At the core of the "Great Healthcare Plan" is a request that Congress formally adopt Trump’s "favored nations drug pricing" policy. The initiative directs pharmaceutical companies to cut prices, so they match what is charged in other developed nations, according to a White House fact sheet. Trump signed an executive order related to the policy in May.
"The government is going to pay the money directly to you. It goes to you, and then you take the money and buy your own health care," Trump said in a video posted to X. "Nobody has ever heard of that before, and that's the way it is."
“This proposal locks in the massive discount on prescription drugs that my administration is achieving through our most-favored-nations drug pricing agreement… It’ll bring down drug prices 80, 90 percent in some cases, just numbers that nobody’s ever heard of before,” Trump added.
Details about how the federal government would directly send payments to individuals remain uncertain, though an administration official said Thursday that officials are willing to collaborate with Congress to determine how that process would work, per Fox News.
"These are commonsense actions that make up President Trump's Great Healthcare Plan, and they represent the most comprehensive and bold agenda to lower health care costs to have ever been considered by the federal government," White House press secretary Karoline Leavitt told reporters on Thursday. "Congress should immediately take up President Trump's plan and pass it into law."

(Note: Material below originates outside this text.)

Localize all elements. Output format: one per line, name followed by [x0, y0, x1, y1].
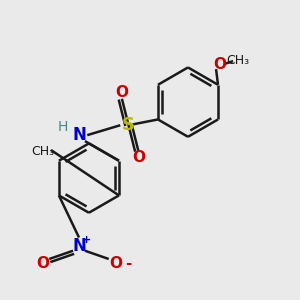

The plan also focuses on expanding price transparency by requiring healthcare providers or insurers that accept Medicare or Medicaid to "prominently post their pricing and fees in their place of business and ensure insurance companies are complying with price transparency requirements," the fact sheet states.
At the same time, the Senate is gearing up to vote on an extension of Affordable Care Act subsidies, a point of legislation that became a point of contention in Congress last year when Democrats refused to vote with the GOP to open the government for weeks on end.